Не только сестра и сиделка, но и седоусый, похожий на Марка Твена сельский врач проявили много старания, чтобы вернуть мне здоровье. Я лежал у полуоткрытого летнего окна, где на страже моего покоя стояла березка на фоне синего деревенского неба, словно сбежавшего с картины Левитана.
Седоусый доктор вел со мной беседы о гражданском подвиге передвижников и жаловался мне на недосуг и на невозможность выполнить свое желание — съездить в Шалово посмотреть новый клуб, а заодно и мою карткну.
По тому, как он смотрел на меня своими насмешливыми марктвеновскими глазами, он, по-видимому, не очень-то верил в мой талант и считал, что свою славу я получил слишком дешево, отделавшись вывихом руки и двумя сломанными ребрами.
А слава между тем, действительно, не заставила себя долго ждать — ко мне уже наведывались секретарь райкома и корреспондент одной из центральных газет и репродукция с моей картины очень уж быстро появилась на странице иллюстрированного журнала «Красная панорама».

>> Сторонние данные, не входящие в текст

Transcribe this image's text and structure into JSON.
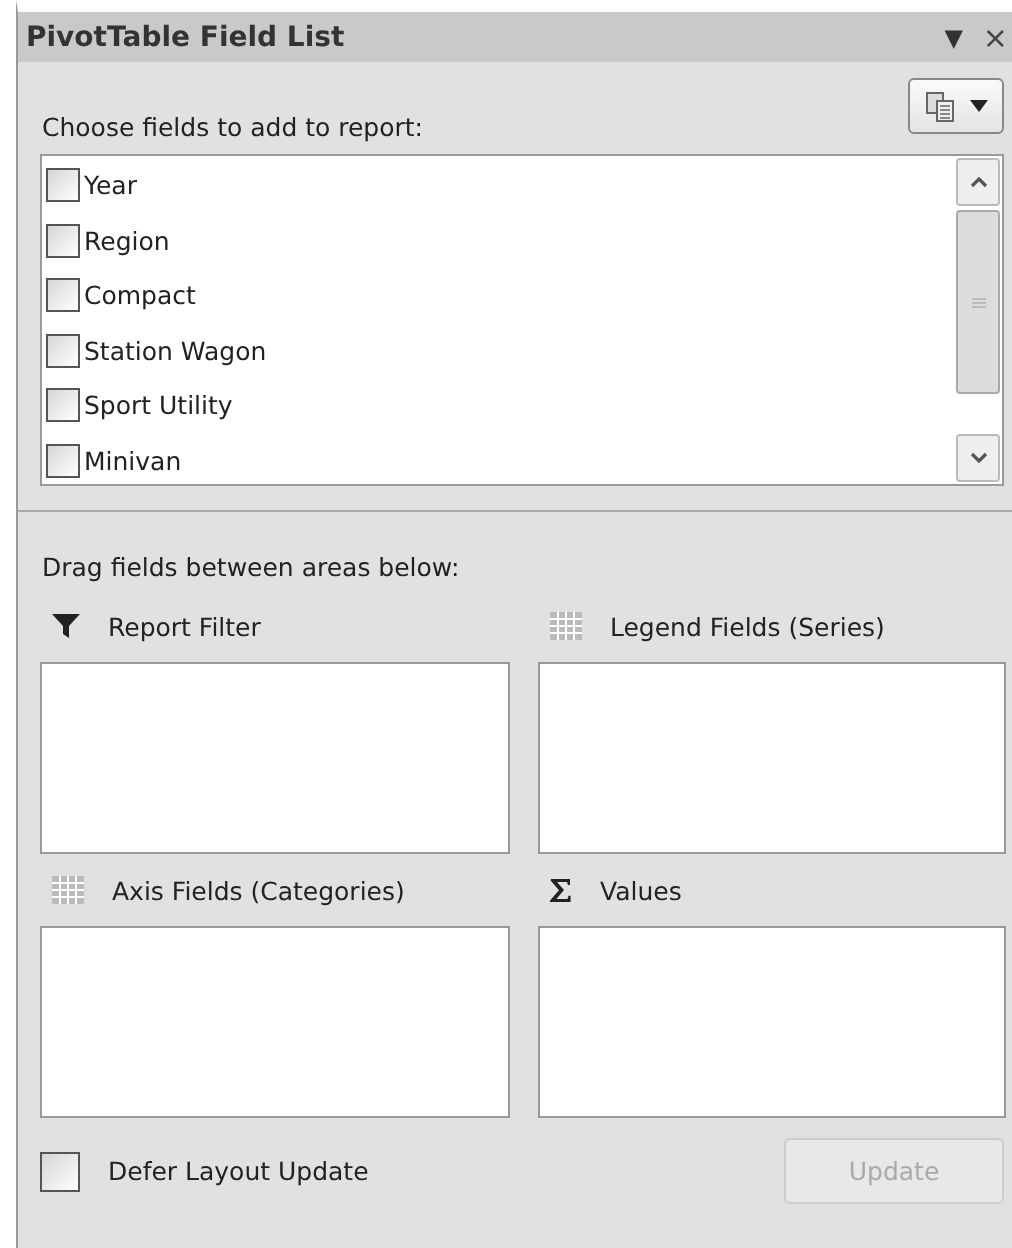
{
  "window": {
    "title": "PivotTable Field List",
    "menu_glyph": "▼",
    "close_glyph": "×"
  },
  "fields_prompt": "Choose fields to add to report:",
  "fields": [
    {
      "label": "Year",
      "checked": false
    },
    {
      "label": "Region",
      "checked": false
    },
    {
      "label": "Compact",
      "checked": false
    },
    {
      "label": "Station Wagon",
      "checked": false
    },
    {
      "label": "Sport Utility",
      "checked": false
    },
    {
      "label": "Minivan",
      "checked": false
    }
  ],
  "areas_prompt": "Drag fields between areas below:",
  "areas": [
    {
      "label": "Report Filter",
      "kind": "filter"
    },
    {
      "label": "Legend Fields (Series)",
      "kind": "grid"
    },
    {
      "label": "Axis Fields (Categories)",
      "kind": "grid"
    },
    {
      "label": "Values",
      "kind": "sigma"
    }
  ],
  "defer": {
    "label": "Defer Layout Update",
    "checked": false
  },
  "update_button": {
    "label": "Update",
    "disabled": true
  }
}
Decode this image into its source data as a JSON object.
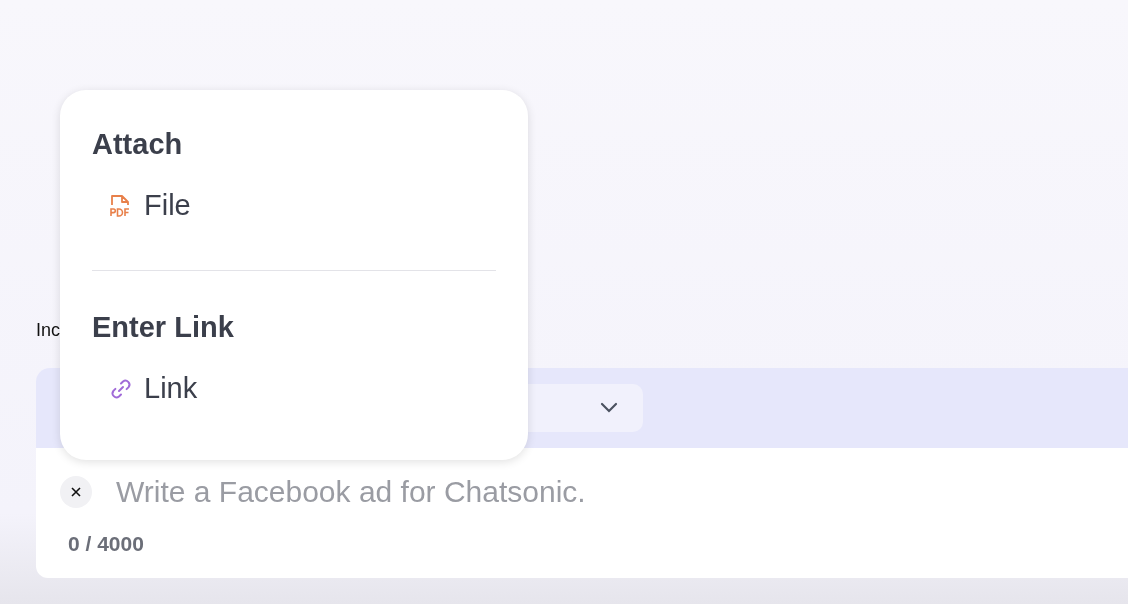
{
  "field_label": "Inc",
  "popup": {
    "sections": [
      {
        "heading": "Attach",
        "items": [
          {
            "kind": "file",
            "label": "File"
          }
        ]
      },
      {
        "heading": "Enter Link",
        "items": [
          {
            "kind": "link",
            "label": "Link"
          }
        ]
      }
    ]
  },
  "prompt": {
    "placeholder": "Write a Facebook ad for Chatsonic.",
    "counter": "0 / 4000"
  }
}
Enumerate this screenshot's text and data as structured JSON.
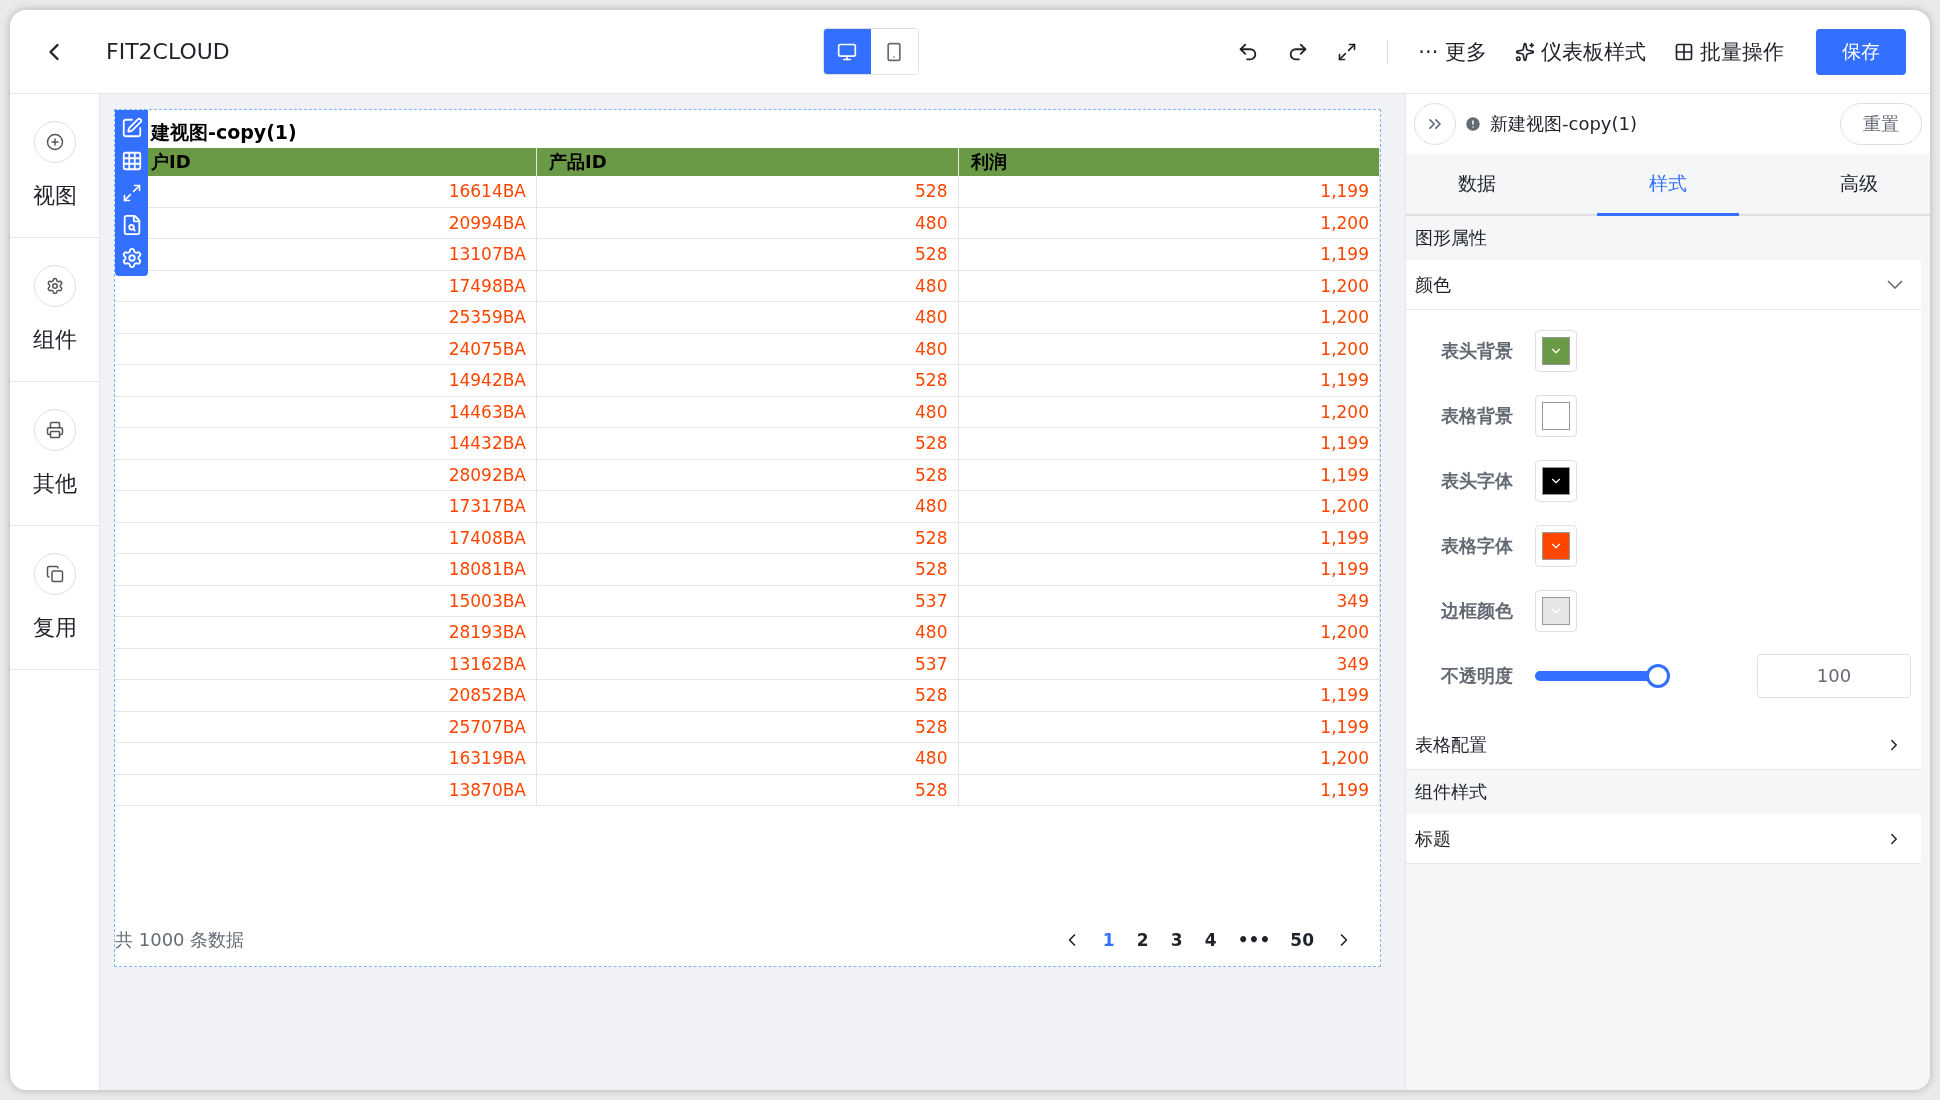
{
  "topbar": {
    "title": "FIT2CLOUD",
    "devices": [
      {
        "kind": "desktop",
        "selected": true
      },
      {
        "kind": "mobile",
        "selected": false
      }
    ],
    "more": "··· 更多",
    "style_button": "仪表板样式",
    "batch_button": "批量操作",
    "save_button": "保存"
  },
  "sidebar": {
    "items": [
      {
        "kind": "view",
        "label": "视图"
      },
      {
        "kind": "component",
        "label": "组件"
      },
      {
        "kind": "other",
        "label": "其他"
      },
      {
        "kind": "reuse",
        "label": "复用"
      }
    ]
  },
  "widget": {
    "title": "建视图-copy(1)",
    "columns": [
      "户ID",
      "产品ID",
      "利润"
    ],
    "rows": [
      [
        "16614BA",
        "528",
        "1,199"
      ],
      [
        "20994BA",
        "480",
        "1,200"
      ],
      [
        "13107BA",
        "528",
        "1,199"
      ],
      [
        "17498BA",
        "480",
        "1,200"
      ],
      [
        "25359BA",
        "480",
        "1,200"
      ],
      [
        "24075BA",
        "480",
        "1,200"
      ],
      [
        "14942BA",
        "528",
        "1,199"
      ],
      [
        "14463BA",
        "480",
        "1,200"
      ],
      [
        "14432BA",
        "528",
        "1,199"
      ],
      [
        "28092BA",
        "528",
        "1,199"
      ],
      [
        "17317BA",
        "480",
        "1,200"
      ],
      [
        "17408BA",
        "528",
        "1,199"
      ],
      [
        "18081BA",
        "528",
        "1,199"
      ],
      [
        "15003BA",
        "537",
        "349"
      ],
      [
        "28193BA",
        "480",
        "1,200"
      ],
      [
        "13162BA",
        "537",
        "349"
      ],
      [
        "20852BA",
        "528",
        "1,199"
      ],
      [
        "25707BA",
        "528",
        "1,199"
      ],
      [
        "16319BA",
        "480",
        "1,200"
      ],
      [
        "13870BA",
        "528",
        "1,199"
      ]
    ],
    "total": "共 1000 条数据",
    "pages": [
      {
        "label": "1",
        "selected": true
      },
      {
        "label": "2",
        "selected": false
      },
      {
        "label": "3",
        "selected": false
      },
      {
        "label": "4",
        "selected": false
      },
      {
        "label": "•••",
        "selected": false
      },
      {
        "label": "50",
        "selected": false
      }
    ]
  },
  "panel": {
    "view_name": "新建视图-copy(1)",
    "reset": "重置",
    "tabs": [
      {
        "label": "数据",
        "selected": false
      },
      {
        "label": "样式",
        "selected": true
      },
      {
        "label": "高级",
        "selected": false
      }
    ],
    "section": "图形属性",
    "color_group": {
      "label": "颜色",
      "expanded": true,
      "colors": [
        {
          "label": "表头背景",
          "color": "#6b9a47"
        },
        {
          "label": "表格背景",
          "color": "#ffffff"
        },
        {
          "label": "表头字体",
          "color": "#000000"
        },
        {
          "label": "表格字体",
          "color": "#ff4500"
        },
        {
          "label": "边框颜色",
          "color": "#e6e6e6"
        }
      ],
      "opacity": {
        "label": "不透明度",
        "level": 1,
        "value": "100"
      }
    },
    "table_config": {
      "label": "表格配置",
      "expanded": false
    },
    "section2": "组件样式",
    "title_config": {
      "label": "标题",
      "expanded": false
    }
  }
}
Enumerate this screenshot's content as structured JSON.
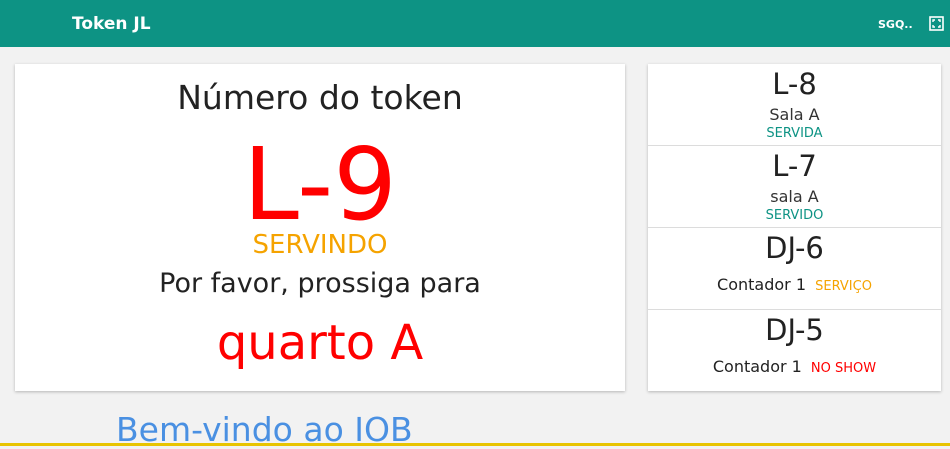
{
  "header": {
    "title": "Token JL",
    "user_label": "SGQ..",
    "fullscreen_icon": "fullscreen-icon"
  },
  "current": {
    "heading": "Número do token",
    "token": "L-9",
    "status": "SERVINDO",
    "message": "Por favor, prossiga para",
    "room": "quarto A"
  },
  "queue": [
    {
      "token": "L-8",
      "room": "Sala A",
      "status": "SERVIDA"
    },
    {
      "token": "L-7",
      "room": "sala A",
      "status": "SERVIDO"
    },
    {
      "token": "DJ-6",
      "room": "Contador 1",
      "status": "SERVIÇO"
    },
    {
      "token": "DJ-5",
      "room": "Contador 1",
      "status": "NO SHOW"
    }
  ],
  "welcome": "Bem-vindo ao IOB",
  "colors": {
    "header": "#0d9384",
    "token_red": "#ff0000",
    "serving_orange": "#f5a300",
    "served_teal": "#0d9384",
    "welcome_blue": "#4a90e2"
  }
}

«Красную панораму» принес мне врач и, показывая репродукцию, не удержался и сказал:
— Не понимаю, за что вы подверглись нападению. Случайно, не стали ли вы жертвой ошибки? Не вижу в вашем произведении никакого криминала, за исключением одной промашки. Зачем вы выкрасили в оранжевый цвет коров и в синий лошадей?
И он укоризненно покачал пахнувшей сухими травами головой.
Я не сумел найтись и промычал что-то о новых веяниях в живописи и о декоративном подходе.
Оправдание звучало нелепо, не за декоративный же подход я подвергся нападению кулацких сынков, поджидавших меня на пустыре при свете слишком театральной луны.
Шаловские комсомольцы и комсомолки навещали меня в больнице, и я им рассказывал о том, как сидел в колчаковской тюрьме и подвергался допросам штабс-капитана Новикова. Не мог же я им рассказывать о зеленоглазом дорожном знаке, однажды грозившем мне пальцем, об искусственном Спинозе, об Офелии и о том, что такое вечность, — вечность, не подаренная праведникам господом богом за их усердные молитвы, а добытая цитологами, проникшими в тайное тайных клетки.
Комсомольцы и комсомолки уходили, немножко завидуя мне, словно я был тем самым сказочным колобком, который и контрразведчика оставил с носом, и от кулацких сынков ушел, отделавшись вывихнутой рукой и всего-навсего двумя ребрами.
Они приходили и уходили, бравые, чем-то похожие на пронзительную песню о гражданской войне, исполнявшуюся под гармошку, а я оставался на своей койке читать журнал «Безбожник», единственный журнал, который выписывала сельская больница, очевидно считая, что больным полезнее всего читать о том, что не было никакого Михаила-Архангела и что дева Мария такой же миф, как ее никогда не существовавший сын.